Die Berufung konnte damit keinen Erfolg haben.

Gehört – wie im vorliegenden Fall – in einem Rechtszug weder Kläger noch die Beklagte zu den in § 183 SGG genannten Personen, werden Kosten nach den Vorschriften des Gerichtskostengesetzes (GKG) erhoben; die §§ 184 bis 195 SGG finden keine Anwendung; die §§ 154 bis 162 der Verwaltungsgerichtsordnung (VwGO) sind entsprechend anzuwenden (§ 197a Abs. 1 S. 1 SGG). Die Kostenbelastung des Klägers beruht auf § 154 Abs. 2 VwGO. Danach fallen die Kosten eines ohne Erfolg eingelegten Rechtsmittels demjenigen zur Last, der das Rechtsmittel eingelegt hat.

Die Festsetzung des Streitwerts beruht auf § 197a Abs. 1 Satz 1 Sozialgerichtsgesetz i.V.m. den §§ 63 Abs. 2 Satz 1, 52 Abs. 1 bis 3, 47 Abs. 1 Satz 1 Gerichtskostengesetz (GKG). Danach sind 5.000,00 Euro als Streitwert festzusetzen.

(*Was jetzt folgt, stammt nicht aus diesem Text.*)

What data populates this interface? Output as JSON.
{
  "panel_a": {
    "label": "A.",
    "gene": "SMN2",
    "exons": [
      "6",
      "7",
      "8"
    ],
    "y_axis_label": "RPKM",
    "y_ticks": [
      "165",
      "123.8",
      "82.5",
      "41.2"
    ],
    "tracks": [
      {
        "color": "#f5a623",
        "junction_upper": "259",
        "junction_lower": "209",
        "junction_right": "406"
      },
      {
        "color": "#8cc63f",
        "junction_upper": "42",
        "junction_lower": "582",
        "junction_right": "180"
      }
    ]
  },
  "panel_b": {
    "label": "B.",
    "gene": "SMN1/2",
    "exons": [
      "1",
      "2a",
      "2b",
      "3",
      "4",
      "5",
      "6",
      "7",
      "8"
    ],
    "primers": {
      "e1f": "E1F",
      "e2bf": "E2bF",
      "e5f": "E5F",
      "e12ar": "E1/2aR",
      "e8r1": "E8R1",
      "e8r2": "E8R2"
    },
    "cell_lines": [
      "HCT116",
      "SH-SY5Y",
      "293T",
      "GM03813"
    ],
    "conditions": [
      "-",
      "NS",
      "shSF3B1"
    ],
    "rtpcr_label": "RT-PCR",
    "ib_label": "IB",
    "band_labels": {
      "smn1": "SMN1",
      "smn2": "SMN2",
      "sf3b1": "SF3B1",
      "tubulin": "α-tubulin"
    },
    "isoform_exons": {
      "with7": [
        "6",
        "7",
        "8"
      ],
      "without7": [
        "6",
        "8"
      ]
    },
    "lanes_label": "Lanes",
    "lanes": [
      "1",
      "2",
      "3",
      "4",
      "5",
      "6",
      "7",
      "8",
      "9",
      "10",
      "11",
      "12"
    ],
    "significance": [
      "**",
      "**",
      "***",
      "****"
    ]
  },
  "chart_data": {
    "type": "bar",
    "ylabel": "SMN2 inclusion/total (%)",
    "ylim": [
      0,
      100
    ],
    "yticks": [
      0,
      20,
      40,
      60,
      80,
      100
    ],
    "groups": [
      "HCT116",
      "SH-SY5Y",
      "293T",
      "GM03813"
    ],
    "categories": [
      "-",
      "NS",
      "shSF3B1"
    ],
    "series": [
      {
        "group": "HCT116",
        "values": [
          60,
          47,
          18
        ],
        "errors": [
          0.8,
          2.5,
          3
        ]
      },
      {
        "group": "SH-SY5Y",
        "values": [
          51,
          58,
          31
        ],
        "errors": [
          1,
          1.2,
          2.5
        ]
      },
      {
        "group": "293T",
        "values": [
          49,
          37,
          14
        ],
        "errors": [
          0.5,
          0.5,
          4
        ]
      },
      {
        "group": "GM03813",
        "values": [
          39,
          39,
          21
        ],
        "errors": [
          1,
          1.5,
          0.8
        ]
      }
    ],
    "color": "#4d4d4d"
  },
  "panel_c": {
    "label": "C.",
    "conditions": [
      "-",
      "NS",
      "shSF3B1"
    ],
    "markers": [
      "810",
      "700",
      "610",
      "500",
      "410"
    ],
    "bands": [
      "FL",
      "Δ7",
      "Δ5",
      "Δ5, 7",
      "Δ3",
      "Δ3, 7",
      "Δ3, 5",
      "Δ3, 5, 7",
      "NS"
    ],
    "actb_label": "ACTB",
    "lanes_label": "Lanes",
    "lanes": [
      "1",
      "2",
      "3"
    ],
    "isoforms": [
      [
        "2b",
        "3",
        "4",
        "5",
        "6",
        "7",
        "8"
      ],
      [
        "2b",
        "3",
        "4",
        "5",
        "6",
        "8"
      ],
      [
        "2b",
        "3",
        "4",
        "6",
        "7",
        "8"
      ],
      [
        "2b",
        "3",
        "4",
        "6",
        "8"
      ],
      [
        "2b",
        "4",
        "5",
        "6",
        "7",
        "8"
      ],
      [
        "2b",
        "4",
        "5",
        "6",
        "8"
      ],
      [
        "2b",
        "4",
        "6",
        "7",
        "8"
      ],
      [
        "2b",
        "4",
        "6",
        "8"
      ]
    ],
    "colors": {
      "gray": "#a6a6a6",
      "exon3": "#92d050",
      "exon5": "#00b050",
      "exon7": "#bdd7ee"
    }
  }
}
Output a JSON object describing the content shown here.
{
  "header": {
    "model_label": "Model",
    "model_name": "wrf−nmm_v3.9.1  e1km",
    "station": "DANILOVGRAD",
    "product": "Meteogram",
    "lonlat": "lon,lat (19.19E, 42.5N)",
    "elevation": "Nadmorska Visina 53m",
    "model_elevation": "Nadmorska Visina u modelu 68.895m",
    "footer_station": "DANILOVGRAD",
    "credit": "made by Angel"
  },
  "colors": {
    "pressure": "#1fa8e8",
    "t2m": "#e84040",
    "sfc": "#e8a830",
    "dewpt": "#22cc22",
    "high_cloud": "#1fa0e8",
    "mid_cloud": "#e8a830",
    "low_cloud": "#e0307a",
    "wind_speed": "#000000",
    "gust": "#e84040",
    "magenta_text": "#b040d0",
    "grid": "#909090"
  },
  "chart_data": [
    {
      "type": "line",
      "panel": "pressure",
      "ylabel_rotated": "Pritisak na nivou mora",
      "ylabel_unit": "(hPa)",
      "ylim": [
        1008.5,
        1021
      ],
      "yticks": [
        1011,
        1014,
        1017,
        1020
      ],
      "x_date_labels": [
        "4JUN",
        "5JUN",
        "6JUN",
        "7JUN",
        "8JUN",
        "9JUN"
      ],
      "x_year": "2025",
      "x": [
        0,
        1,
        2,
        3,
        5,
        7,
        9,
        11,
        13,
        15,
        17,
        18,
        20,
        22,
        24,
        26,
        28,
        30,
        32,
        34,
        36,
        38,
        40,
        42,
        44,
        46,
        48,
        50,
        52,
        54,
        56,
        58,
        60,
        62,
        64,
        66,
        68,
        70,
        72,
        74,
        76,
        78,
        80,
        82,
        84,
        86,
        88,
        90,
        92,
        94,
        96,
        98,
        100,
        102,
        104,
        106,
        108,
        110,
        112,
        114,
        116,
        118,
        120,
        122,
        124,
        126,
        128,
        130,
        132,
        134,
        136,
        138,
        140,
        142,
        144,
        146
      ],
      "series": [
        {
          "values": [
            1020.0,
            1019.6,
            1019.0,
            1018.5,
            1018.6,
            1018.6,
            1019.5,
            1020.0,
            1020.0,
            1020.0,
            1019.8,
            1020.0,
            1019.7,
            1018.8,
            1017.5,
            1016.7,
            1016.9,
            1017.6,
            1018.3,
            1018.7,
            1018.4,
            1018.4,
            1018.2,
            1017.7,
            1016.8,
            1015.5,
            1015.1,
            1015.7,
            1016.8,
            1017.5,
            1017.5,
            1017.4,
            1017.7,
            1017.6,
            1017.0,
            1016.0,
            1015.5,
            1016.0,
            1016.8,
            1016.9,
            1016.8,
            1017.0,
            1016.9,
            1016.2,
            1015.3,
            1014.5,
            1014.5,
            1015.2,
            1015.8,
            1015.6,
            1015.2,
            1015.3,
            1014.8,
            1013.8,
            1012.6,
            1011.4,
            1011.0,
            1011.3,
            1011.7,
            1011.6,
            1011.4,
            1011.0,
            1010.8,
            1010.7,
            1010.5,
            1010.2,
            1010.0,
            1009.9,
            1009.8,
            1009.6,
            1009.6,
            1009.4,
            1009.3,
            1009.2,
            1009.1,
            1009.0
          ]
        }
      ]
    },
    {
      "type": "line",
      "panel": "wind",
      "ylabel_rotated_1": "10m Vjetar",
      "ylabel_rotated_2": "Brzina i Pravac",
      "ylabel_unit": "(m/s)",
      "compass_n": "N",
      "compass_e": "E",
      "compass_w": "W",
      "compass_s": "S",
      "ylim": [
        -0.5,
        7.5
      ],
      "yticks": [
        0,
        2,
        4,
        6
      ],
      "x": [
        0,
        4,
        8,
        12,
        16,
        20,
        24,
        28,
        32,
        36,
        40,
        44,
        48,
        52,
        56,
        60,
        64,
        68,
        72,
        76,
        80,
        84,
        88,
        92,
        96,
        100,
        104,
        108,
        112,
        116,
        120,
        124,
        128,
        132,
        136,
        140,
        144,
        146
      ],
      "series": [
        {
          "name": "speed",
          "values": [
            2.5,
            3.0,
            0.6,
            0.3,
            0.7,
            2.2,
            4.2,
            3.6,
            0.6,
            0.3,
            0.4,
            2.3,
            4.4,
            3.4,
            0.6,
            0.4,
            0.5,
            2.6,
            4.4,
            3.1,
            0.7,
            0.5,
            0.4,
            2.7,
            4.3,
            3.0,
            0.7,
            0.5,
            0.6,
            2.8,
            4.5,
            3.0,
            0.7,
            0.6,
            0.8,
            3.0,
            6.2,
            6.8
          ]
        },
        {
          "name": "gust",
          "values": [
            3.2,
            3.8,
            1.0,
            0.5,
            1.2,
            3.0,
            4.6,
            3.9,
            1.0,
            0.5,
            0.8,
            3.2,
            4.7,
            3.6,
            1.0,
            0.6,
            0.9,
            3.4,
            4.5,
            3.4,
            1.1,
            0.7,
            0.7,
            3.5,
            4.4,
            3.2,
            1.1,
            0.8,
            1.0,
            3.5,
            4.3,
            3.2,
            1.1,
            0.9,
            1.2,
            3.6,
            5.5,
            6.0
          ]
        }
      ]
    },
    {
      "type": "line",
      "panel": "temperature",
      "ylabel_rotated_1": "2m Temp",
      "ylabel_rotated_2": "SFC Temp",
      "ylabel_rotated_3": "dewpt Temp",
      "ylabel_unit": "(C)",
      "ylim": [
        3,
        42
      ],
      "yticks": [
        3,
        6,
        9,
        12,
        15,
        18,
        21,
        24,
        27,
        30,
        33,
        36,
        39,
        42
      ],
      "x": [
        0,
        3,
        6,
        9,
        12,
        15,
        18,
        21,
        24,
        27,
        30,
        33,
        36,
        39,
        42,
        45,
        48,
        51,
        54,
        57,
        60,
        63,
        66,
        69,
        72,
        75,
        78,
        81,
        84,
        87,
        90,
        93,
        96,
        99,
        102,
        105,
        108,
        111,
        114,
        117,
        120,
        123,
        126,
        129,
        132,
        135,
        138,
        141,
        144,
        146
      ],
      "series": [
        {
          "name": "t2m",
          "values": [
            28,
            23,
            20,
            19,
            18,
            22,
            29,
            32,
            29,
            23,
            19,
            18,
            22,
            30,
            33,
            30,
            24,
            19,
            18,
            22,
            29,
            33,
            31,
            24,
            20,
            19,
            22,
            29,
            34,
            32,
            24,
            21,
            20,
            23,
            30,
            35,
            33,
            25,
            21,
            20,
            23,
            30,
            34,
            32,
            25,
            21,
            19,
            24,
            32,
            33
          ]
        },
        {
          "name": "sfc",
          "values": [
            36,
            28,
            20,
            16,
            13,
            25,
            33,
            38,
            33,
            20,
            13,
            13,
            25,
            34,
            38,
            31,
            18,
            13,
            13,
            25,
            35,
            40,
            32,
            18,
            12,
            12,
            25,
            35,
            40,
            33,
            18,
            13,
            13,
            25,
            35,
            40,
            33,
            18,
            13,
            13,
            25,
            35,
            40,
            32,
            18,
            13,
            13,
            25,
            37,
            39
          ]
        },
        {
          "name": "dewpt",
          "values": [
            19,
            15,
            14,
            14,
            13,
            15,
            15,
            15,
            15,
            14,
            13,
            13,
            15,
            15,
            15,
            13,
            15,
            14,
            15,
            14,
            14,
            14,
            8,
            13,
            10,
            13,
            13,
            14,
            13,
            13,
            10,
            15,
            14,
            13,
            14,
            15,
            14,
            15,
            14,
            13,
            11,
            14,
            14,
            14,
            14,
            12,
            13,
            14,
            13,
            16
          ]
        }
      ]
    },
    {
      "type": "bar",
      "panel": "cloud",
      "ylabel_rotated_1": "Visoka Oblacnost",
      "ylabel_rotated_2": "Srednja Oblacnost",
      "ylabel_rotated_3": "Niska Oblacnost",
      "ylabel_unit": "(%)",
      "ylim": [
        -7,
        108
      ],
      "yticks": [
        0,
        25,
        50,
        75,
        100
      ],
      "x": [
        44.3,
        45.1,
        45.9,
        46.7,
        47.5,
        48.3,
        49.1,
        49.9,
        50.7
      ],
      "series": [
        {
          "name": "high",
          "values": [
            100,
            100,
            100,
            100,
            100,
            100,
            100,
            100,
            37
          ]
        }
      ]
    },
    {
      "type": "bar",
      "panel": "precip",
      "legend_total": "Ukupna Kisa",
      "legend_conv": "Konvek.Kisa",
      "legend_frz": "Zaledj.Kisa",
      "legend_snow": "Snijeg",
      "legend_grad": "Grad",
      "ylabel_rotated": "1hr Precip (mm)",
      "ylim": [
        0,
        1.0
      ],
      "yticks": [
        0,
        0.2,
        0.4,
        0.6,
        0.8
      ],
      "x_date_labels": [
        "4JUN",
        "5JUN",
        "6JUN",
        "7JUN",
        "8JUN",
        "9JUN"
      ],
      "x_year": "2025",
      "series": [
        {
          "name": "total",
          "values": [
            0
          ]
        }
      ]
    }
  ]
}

In Rechtsmittelverfahren richtet sich der Streitwert nach den Anträgen des Rechtsmittelführers (§ 47 Abs. 1 Satz 1 GKG). Dabei ist in Verfahren vor den Gerichten der Sozialgerichtsbarkeit, soweit nichts anderes geregelt ist, der Streitwert nach der sich aus dem Antrag des Klägers für ihn ergebenden Bedeutung der Sache nach Ermessen zu bestimmen (§ 52 Abs. 1 GKG). Betrifft der Antrag des Klägers eine bezifferte Geldleistung oder einen hierauf gerichteten Verwaltungsakt, ist deren Höhe maßgebend (§ 52 Abs. 3 Satz 1 GKG). Nur wenn der Sach- und Streitstand für die Bestimmung des Streitwerts keine genügenden Anhaltspunkte bietet, ist ein Streitwert von 5000 Euro (Auffangstreitwert) anzunehmen (§ 52 Abs. 2 GKG). So liegt der Fall hier.

Gründe für die Zulassung der Revision bestehen nicht.